Mad Scientist Hair!!!

And while we did our cuddles today, once again we did the NNS. Each time, he has been really good with handling swallowing the milk that releases when he first latches. And today, he actually got about 3-4 good size mouthfuls swallowed. I was so very happy about that (of course, that was in addition to his feed of 58 mls). And the results after 4 swallows and 20 minutes:

He spent the rest of our cuddling time like that...out cold and using his former snack provider as a pillow.

So, the other day my daughter and I went out to the store by our place, and crossed the path of the local thrift shop. It is a small, hole in the wall place, with "Bibles for Missions" written in HUGE letters on the front window. Needless to say, being agnostic, and having had a bad experience of an overly pushy devout woman last time I was in a thrift shop with a religious connection, I was a little iffy, but thought they might have a comfy chair that I could pick up cheap.
Well, I didn't find a chair, but check out the other goodies I stumbled upon (for a total of $9.00):



I plan on making myself a chunky vest with the red.
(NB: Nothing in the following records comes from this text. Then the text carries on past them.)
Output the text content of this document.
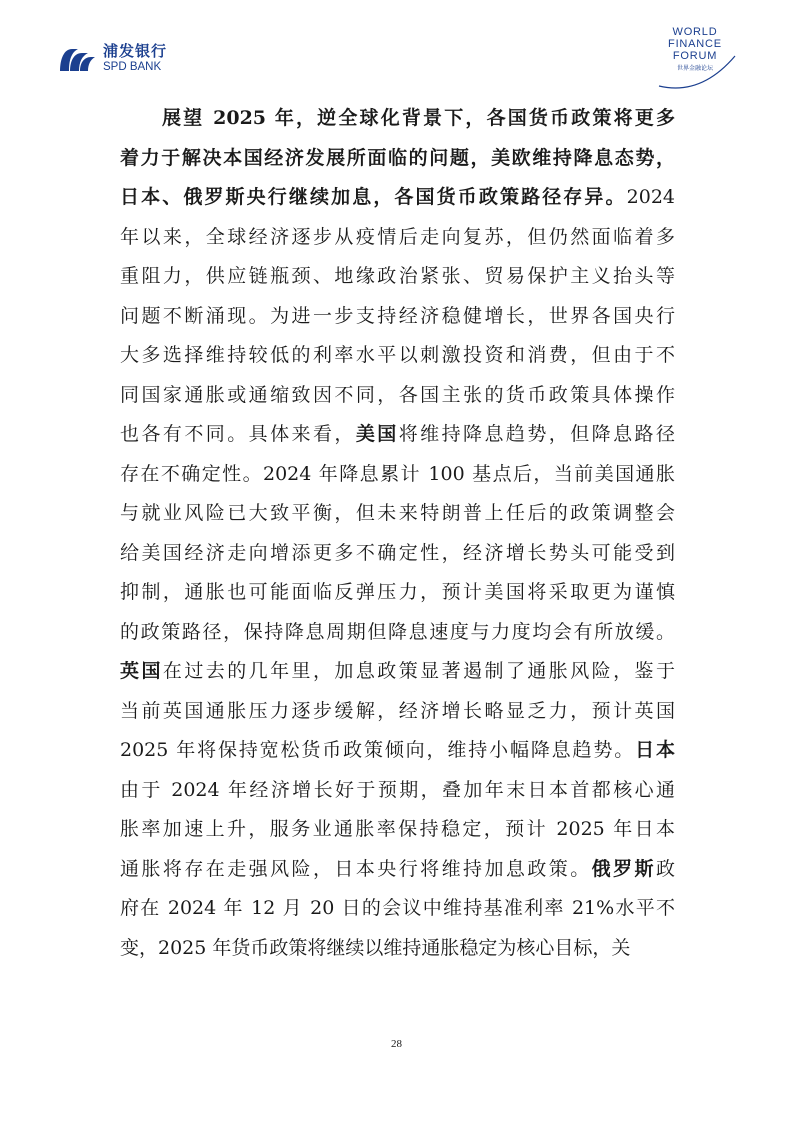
浦发银行
SPD BANK
WORLD
FINANCE
FORUM
世界金融论坛
展望 2025 年，逆全球化背景下，各国货币政策将更多
着力于解决本国经济发展所面临的问题，美欧维持降息态势，
日本、俄罗斯央行继续加息，各国货币政策路径存异。2024
年以来，全球经济逐步从疫情后走向复苏，但仍然面临着多
重阻力，供应链瓶颈、地缘政治紧张、贸易保护主义抬头等
问题不断涌现。为进一步支持经济稳健增长，世界各国央行
大多选择维持较低的利率水平以刺激投资和消费，但由于不
同国家通胀或通缩致因不同，各国主张的货币政策具体操作
也各有不同。具体来看，美国将维持降息趋势，但降息路径
存在不确定性。2024 年降息累计 100 基点后，当前美国通胀
与就业风险已大致平衡，但未来特朗普上任后的政策调整会
给美国经济走向增添更多不确定性，经济增长势头可能受到
抑制，通胀也可能面临反弹压力，预计美国将采取更为谨慎
的政策路径，保持降息周期但降息速度与力度均会有所放缓。
英国在过去的几年里，加息政策显著遏制了通胀风险，鉴于
当前英国通胀压力逐步缓解，经济增长略显乏力，预计英国
2025 年将保持宽松货币政策倾向，维持小幅降息趋势。日本
由于 2024 年经济增长好于预期，叠加年末日本首都核心通
胀率加速上升，服务业通胀率保持稳定，预计 2025 年日本
通胀将存在走强风险，日本央行将维持加息政策。俄罗斯政
府在 2024 年 12 月 20 日的会议中维持基准利率 21%水平不
变，2025 年货币政策将继续以维持通胀稳定为核心目标，关
28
With the other colours (the Sirdar balls), I am planning on making a bunch of hats/booties/mittens for Riley. One of the balls has a purple mixed in, and I am going to make Ammy a new winter hat with that (thinking I might just alter the Aviatrix pattern to fit her head). Speaking of the Aviatrix hat:

Yes, I have finished the second of these hats, and have started on the matching booties.
Tis all...it's late and I have to pump then hit the sack.

ttfn
Kel

Wednesday, May 27, 2009

We are cleared for take off

So last night, I set Riley's new sweater to block, and was kinda wasting time, being very reluctant to work on the second sock for my hubby since I hate doing a second sock (yes, I suffer greatly from one sock-itis), when I stumbled upon the aviatrix baby hat which I saved on Ravelry eons ago. I LOVE THIS HAT. Seriously. I started it last night during my 1:30 a.m. pump, and look...this was it this afternoon:

So adorable (yes, I will be making more and in a multitude of colours), and such a quick knit. I think I have a new favorite for gifties for friends who are expecting.
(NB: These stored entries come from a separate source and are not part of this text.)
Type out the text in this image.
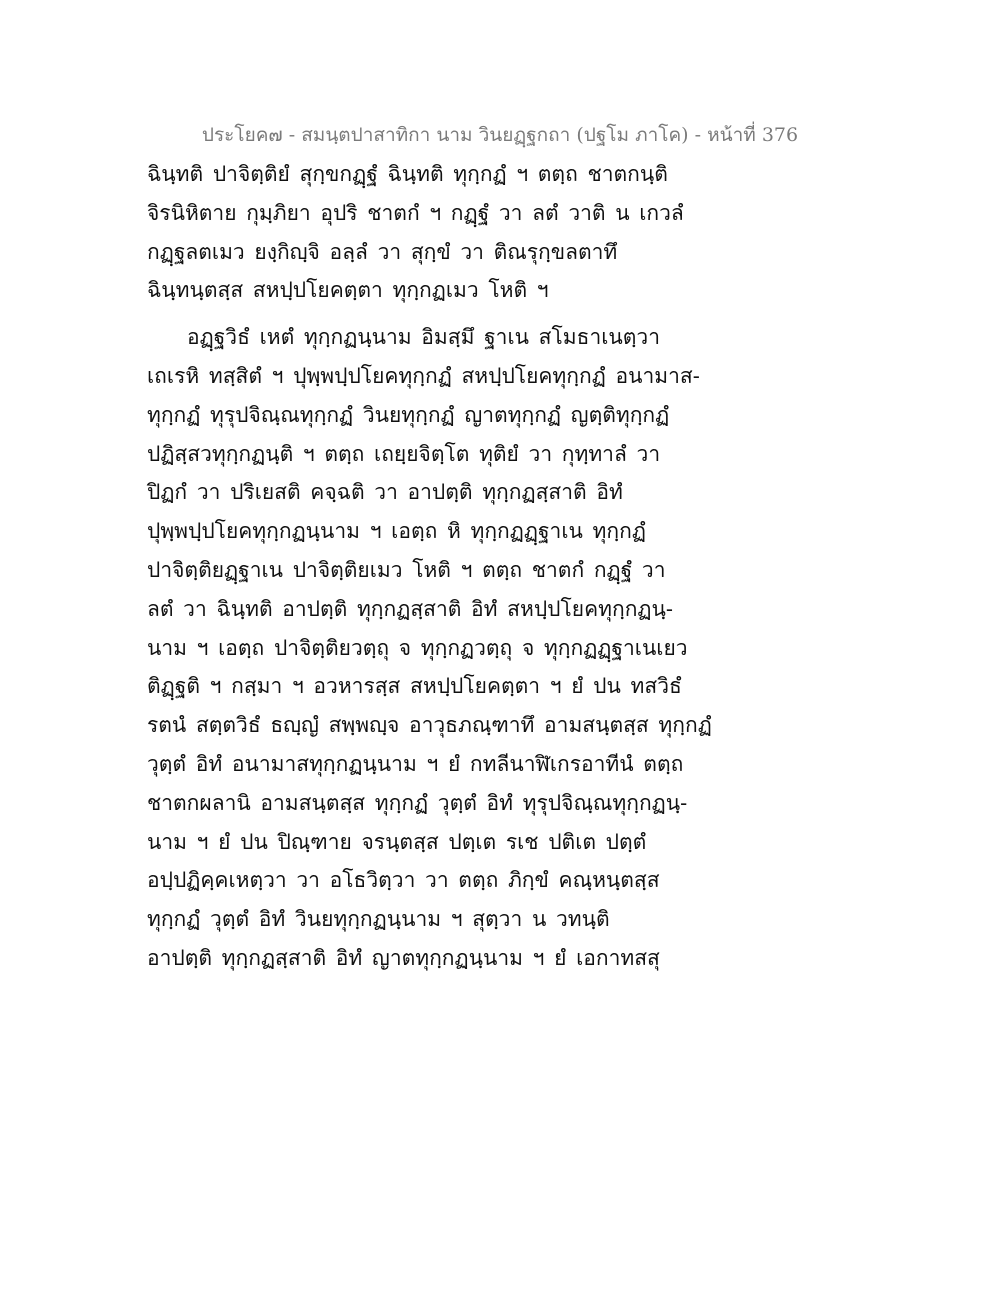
ประโยค๗ - สมนฺตปาสาทิกา นาม วินยฏฺฐกถา (ปฐโม ภาโค) - หน้าที่ 376
ฉินฺทติ ปาจิตฺติยํ สุกฺขกฏฺฐํ ฉินฺทติ ทุกฺกฏํ ฯ ตตฺถ ชาตกนฺติ
จิรนิหิตาย กุมฺภิยา อุปริ ชาตกํ ฯ กฏฺฐํ วา ลตํ วาติ น เกวลํ
กฏฺฐลตเมว ยงฺกิญฺจิ อลฺลํ วา สุกฺขํ วา ติณรุกฺขลตาทึ
ฉินฺทนฺตสฺส สหปฺปโยคตฺตา ทุกฺกฏเมว โหติ ฯ
อฏฺฐวิธํ เหตํ ทุกฺกฏนฺนาม อิมสฺมึ ฐาเน สโมธาเนตฺวา
เถเรหิ ทสฺสิตํ ฯ ปุพฺพปฺปโยคทุกฺกฏํ สหปฺปโยคทุกฺกฏํ อนามาส-
ทุกฺกฏํ ทุรุปจิณฺณทุกฺกฏํ วินยทุกฺกฏํ ญาตทุกฺกฏํ ญตฺติทุกฺกฏํ
ปฏิสฺสวทุกฺกฏนฺติ ฯ ตตฺถ เถยฺยจิตฺโต ทุติยํ วา กุทฺทาลํ วา
ปิฏกํ วา ปริเยสติ คจฺฉติ วา อาปตฺติ ทุกฺกฏสฺสาติ อิทํ
ปุพฺพปฺปโยคทุกฺกฏนฺนาม ฯ เอตฺถ หิ ทุกฺกฏฏฺฐาเน ทุกฺกฏํ
ปาจิตฺติยฏฺฐาเน ปาจิตฺติยเมว โหติ ฯ ตตฺถ ชาตกํ กฏฺฐํ วา
ลตํ วา ฉินฺทติ อาปตฺติ ทุกฺกฏสฺสาติ อิทํ สหปฺปโยคทุกฺกฏนฺ-
นาม ฯ เอตฺถ ปาจิตฺติยวตฺถุ จ ทุกฺกฏวตฺถุ จ ทุกฺกฏฏฺฐาเนเยว
ติฏฺฐติ ฯ กสฺมา ฯ อวหารสฺส สหปฺปโยคตฺตา ฯ ยํ ปน ทสวิธํ
รตนํ สตฺตวิธํ ธญฺญํ สพฺพญฺจ อาวุธภณฺฑาทึ อามสนฺตสฺส ทุกฺกฏํ
วุตฺตํ อิทํ อนามาสทุกฺกฏนฺนาม ฯ ยํ กทลีนาฬิเกรอาทีนํ ตตฺถ
ชาตกผลานิ อามสนฺตสฺส ทุกฺกฏํ วุตฺตํ อิทํ ทุรุปจิณฺณทุกฺกฏนฺ-
นาม ฯ ยํ ปน ปิณฺฑาย จรนฺตสฺส ปตฺเต รเช ปติเต ปตฺตํ
อปฺปฏิคฺคเหตฺวา วา อโธวิตฺวา วา ตตฺถ ภิกฺขํ คณฺหนฺตสฺส
ทุกฺกฏํ วุตฺตํ อิทํ วินยทุกฺกฏนฺนาม ฯ สุตฺวา น วทนฺติ
อาปตฺติ ทุกฺกฏสฺสาติ อิทํ ญาตทุกฺกฏนฺนาม ฯ ยํ เอกาทสสุ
I have also realized that I horrendously over estimated the size of Riley's sweater, and have enough of the blue wool left over to make a matching pair of pants. Yes sir, I think I will. Am thinking I will alter the pattern to have a sailor's bib, since there is nothing cuter than a baby boy in sailor's pants. :)

On the topic of my little man, we started NNS yesterday. They put him on high flow (which he rocked out at 97-99% saturation the entire time) and let me have at it (or him...hmm...not sure which that would be). Anywho, I was super impressed with our little rockstar, since he got a little bit of milk (it was bound to happen), and didn't freak out or choke, but calmly swallowed and continued on breathing...no desat, no cough, nothing. Just swallowed and kept on breathing. And good lord does the boy have a good latch. He fell asleep after about 20 minutes, but if I tried to move him away from the nipple, he would immediately start sucking again just so he could stay...then would promptly fall back asleep.

AND, since he did so well on the high flow, they are going to start putting him on it at least 2 times per day for one hour periods, just to get him used to it. From there, they will try to change it up and get him on low flow for one holding, and high flow for the other. Right now, they are happy that he is able to handle it without the constant pressure provided by the CPAP.